### Session III.4 - Foundations of Numerical PDEs

Wednesday, June 21, 16:30 ~ 17:00

## ** TALK CANCELLED ** (Well-balanced high-order methods for systems of balance laws: recent results and applications)

### Carlos Parés

#### University of Málaga, Spain - This email address is being protected from spambots. You need JavaScript enabled to view it.

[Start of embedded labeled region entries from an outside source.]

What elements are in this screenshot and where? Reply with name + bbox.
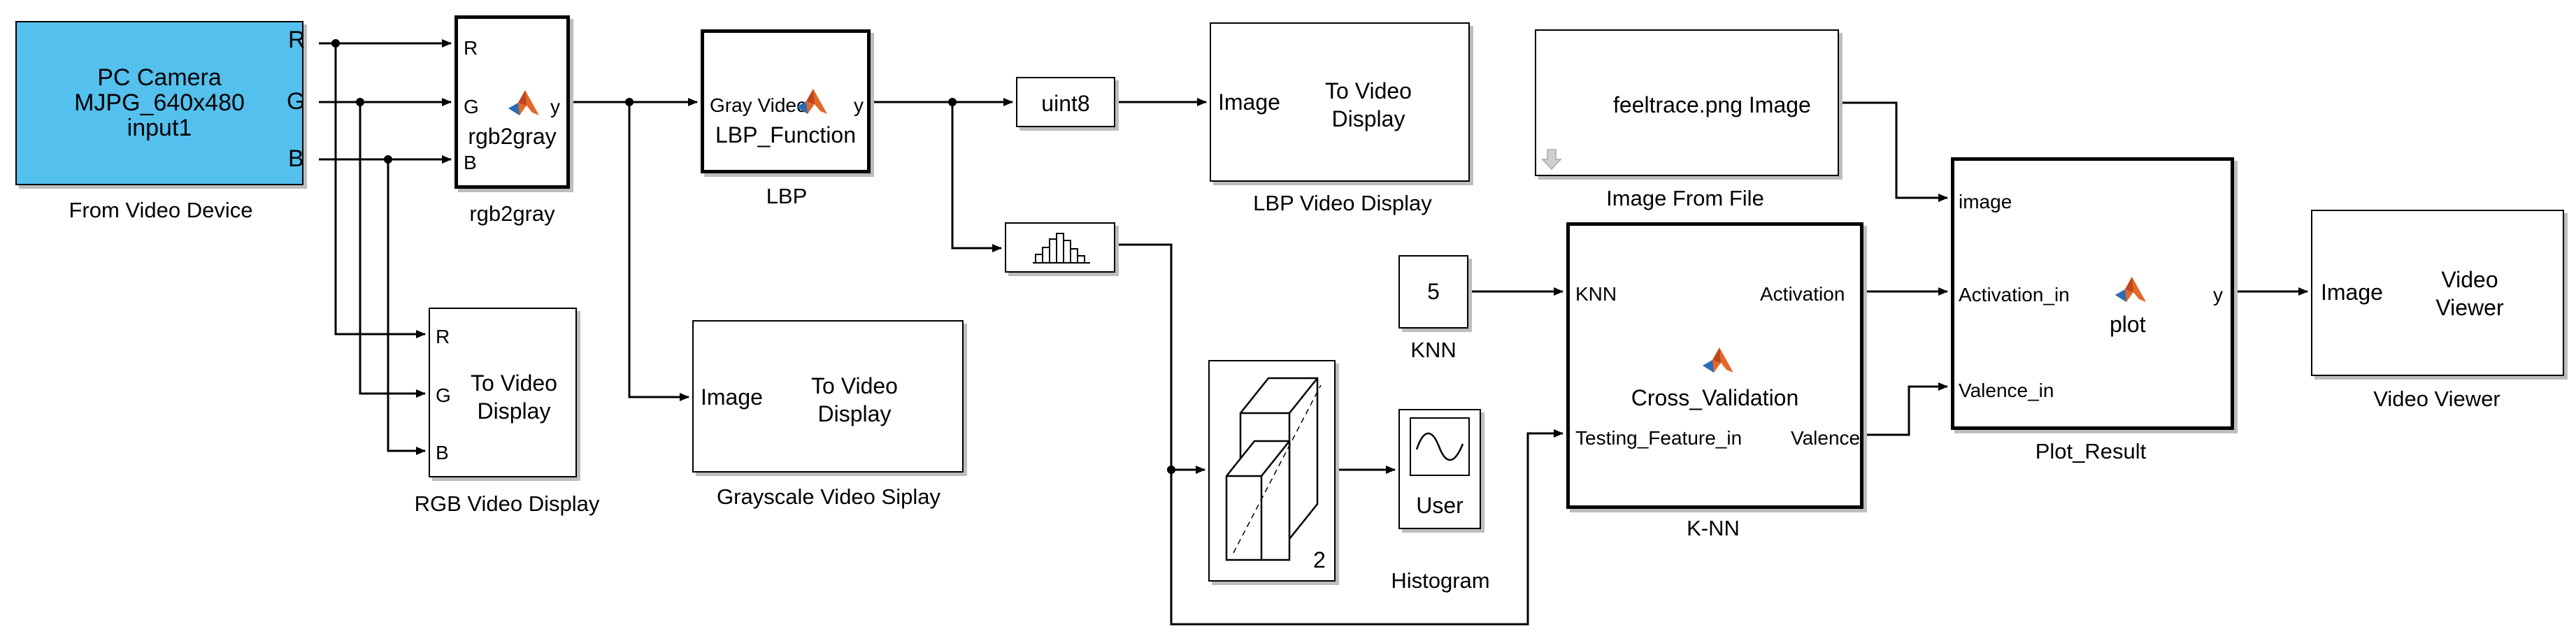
grayscale-video-display-block[interactable]: Image To Video Display bbox=[692, 320, 964, 473]
knn-caption: K-NN bbox=[1687, 516, 1740, 540]
camera-port-g: G bbox=[287, 88, 306, 115]
rgb-video-display-block[interactable]: R G B To Video Display bbox=[429, 308, 577, 477]
gray-display-port: Image bbox=[701, 384, 763, 410]
camera-line-2: MJPG_640x480 bbox=[74, 89, 245, 116]
viewer-port: Image bbox=[2321, 280, 2383, 305]
plot-port-valence: Valence_in bbox=[1959, 380, 2054, 401]
camera-caption: From Video Device bbox=[69, 198, 253, 222]
uint8-convert-block[interactable]: uint8 bbox=[1016, 77, 1115, 127]
rgb-display-port-r: R bbox=[436, 326, 450, 347]
knn-constant-block[interactable]: 5 bbox=[1398, 255, 1468, 329]
scope-label: User bbox=[1416, 493, 1464, 518]
rgb2gray-caption: rgb2gray bbox=[469, 201, 555, 226]
histogram-block[interactable] bbox=[1005, 222, 1115, 273]
knn-label: Cross_Validation bbox=[1631, 385, 1799, 410]
histogram-icon bbox=[1033, 233, 1090, 264]
viewer-caption: Video Viewer bbox=[2373, 387, 2500, 411]
matlab-logo-icon bbox=[2115, 277, 2146, 302]
histogram-scope-block[interactable]: User bbox=[1398, 409, 1481, 529]
matlab-logo-icon bbox=[796, 89, 827, 114]
knn-port-activation: Activation bbox=[1760, 283, 1845, 305]
buffer-stack-icon bbox=[1225, 377, 1322, 561]
lbp-port-in: Gray Video bbox=[710, 94, 808, 116]
lbp-block[interactable]: Gray Video y LBP_Function bbox=[701, 29, 871, 173]
knn-port-knn: KNN bbox=[1575, 283, 1617, 305]
rgb2gray-label: rgb2gray bbox=[468, 124, 557, 149]
rgb-display-label: To Video Display bbox=[471, 370, 557, 424]
matlab-logo-icon bbox=[1703, 347, 1733, 373]
rgb-display-port-g: G bbox=[436, 384, 451, 406]
plot-port-y: y bbox=[2213, 284, 2223, 305]
from-video-device-block[interactable]: PC Camera MJPG_640x480 input1 bbox=[15, 21, 303, 185]
lbp-caption: LBP bbox=[766, 184, 808, 208]
knn-constant-value: 5 bbox=[1427, 279, 1440, 304]
viewer-label: Video Viewer bbox=[2435, 267, 2504, 320]
lbp-video-display-block[interactable]: Image To Video Display bbox=[1210, 22, 1470, 182]
buffer-value: 2 bbox=[1313, 547, 1326, 572]
camera-port-b: B bbox=[288, 145, 304, 172]
rgb2gray-port-b: B bbox=[464, 152, 477, 173]
lbp-display-port: Image bbox=[1218, 89, 1280, 115]
lbp-display-caption: LBP Video Display bbox=[1253, 191, 1432, 215]
gray-display-caption: Grayscale Video Siplay bbox=[717, 484, 940, 509]
buffer-block[interactable]: 2 bbox=[1208, 360, 1336, 582]
rgb-display-caption: RGB Video Display bbox=[414, 491, 600, 516]
rgb2gray-block[interactable]: R G B y rgb2gray bbox=[455, 15, 570, 189]
camera-port-r: R bbox=[288, 27, 306, 53]
scope-caption: Histogram bbox=[1391, 568, 1490, 593]
scope-wave-icon bbox=[1415, 432, 1464, 461]
image-file-label: feeltrace.png Image bbox=[1613, 92, 1811, 117]
knn-cross-validation-block[interactable]: KNN Testing_Feature_in Activation Valenc… bbox=[1566, 222, 1863, 509]
lbp-label: LBP_Function bbox=[715, 122, 856, 147]
rgb-display-port-b: B bbox=[436, 442, 449, 463]
scope-screen bbox=[1410, 417, 1470, 476]
rgb2gray-port-y: y bbox=[550, 96, 560, 117]
video-viewer-block[interactable]: Image Video Viewer bbox=[2311, 210, 2564, 376]
lbp-display-label: To Video Display bbox=[1325, 78, 1412, 131]
image-from-file-block[interactable]: feeltrace.png Image bbox=[1535, 29, 1839, 176]
gray-display-label: To Video Display bbox=[811, 373, 898, 426]
knn-constant-caption: KNN bbox=[1410, 338, 1457, 362]
knn-port-valence: Valence bbox=[1791, 427, 1861, 449]
plot-label: plot bbox=[2110, 312, 2146, 337]
plot-caption: Plot_Result bbox=[2035, 439, 2147, 463]
plot-port-activation: Activation_in bbox=[1959, 284, 2070, 305]
lbp-port-y: y bbox=[854, 94, 864, 116]
rgb2gray-port-r: R bbox=[464, 37, 478, 59]
matlab-logo-icon bbox=[508, 90, 539, 115]
knn-port-testing: Testing_Feature_in bbox=[1575, 427, 1743, 449]
plot-port-image: image bbox=[1959, 191, 2012, 213]
image-file-caption: Image From File bbox=[1606, 186, 1764, 210]
plot-result-block[interactable]: image Activation_in Valence_in y plot bbox=[1951, 157, 2234, 430]
down-arrow-icon bbox=[1541, 149, 1562, 171]
camera-line-1: PC Camera bbox=[97, 64, 222, 91]
camera-line-3: input1 bbox=[127, 115, 192, 141]
uint8-label: uint8 bbox=[1041, 91, 1090, 116]
rgb2gray-port-g: G bbox=[464, 96, 479, 117]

This work summarizes some recent advances in the design of high-order well-balanced methods for systems of conservation laws by the authors and collaborators. The starting point is the family of high-order finite-volume methods proposed in [1] for hyperbolic 1d-systems of balance laws of the form \[ U_t + F(U)_x = S(U)H_x, \] where $H$ is a known possibly discontinuous function. The key ingredient in [1] was the reconstruction of fluctuations with respect to local equilibria. More precisely, once the numerical approximations at time $t^n$, $U_i^n$, have been obtained, the steps to compute the high-order reconstruction at the $i$th cell are the following: first, a stationary solution $U^*_i(x)$ of the system whose average at the $i$th-cell, $[x_{i-1/2}, x_{i + 1/2}]$, is equal to $U_i^n$ is obtained, i.e. $U_i^*$ solves the problem \[ F(U_i^*)_x = S(U^*_i)H_x, \quad \frac{1}{\Delta x}\int_{x_{i - 1/2}}^{x_{i + 1/2}} U^*_i (x) \,dx = U_i^n.\] Next, the fluctuations \[ V^n_j = U_j^n - \frac{1}{\Delta x}\int_{x_{j- 1/2}}^{x_{j + 1/2}} U^*_i (x) \,dx, \quad j \in \mathcal{S}_i \] are computed, where $\mathcal{S}_i$ represents the stencil of the $i$th cell. Then, a standard high-order reconstruction operator (like MUSCL, ENO; WENO, CWENO, etc.) is applied to these fluctuations to obtain \[ Q_i(x) = Q_i(x; \{ V_j^n\}_{j \in \mathcal{S}_i} ). \] Finally, the reconstruction operator is defined as follows: \[ P_i(x) = U_i^*(x) + Q_i(x). \]

This strategy has been since then extended to systems for which the analytic expression of the stationary solutions is not available neither in explict or implicit form. Moreover it has been extended to the design of implicit and assymptotic preserving well-balanced finite volume methods and it has been also succesfully extended to the design of well-balanced finite-difference, Discontinuous-Galerkin, or Taylor methods.

Well-balanced methods designed following this strategy have been applied to fluid models in different contexts: shallow water models, gas dynamic, relativistic fluid models, blood flow models, etc.

An overview of the different extensions and applications of this methodology will be presented, including a brief discussion about the extension to multidimensional problems.

REFERENCES:

[1] M.J. Castro, C. Parés. Well-balanced high-order finite volume methods for systems of balance laws. Journal of Scientific Computing 82 (2), 1-48, 2021.

Joint work with Manuel J. Castro (University of Málaga, Spain), Irene Gómez-Bueno (University of Málaga, Spain), Sebastiano Boscarino (University of Catania, Italy) and Giovanni Russo (University of Catania, Italy).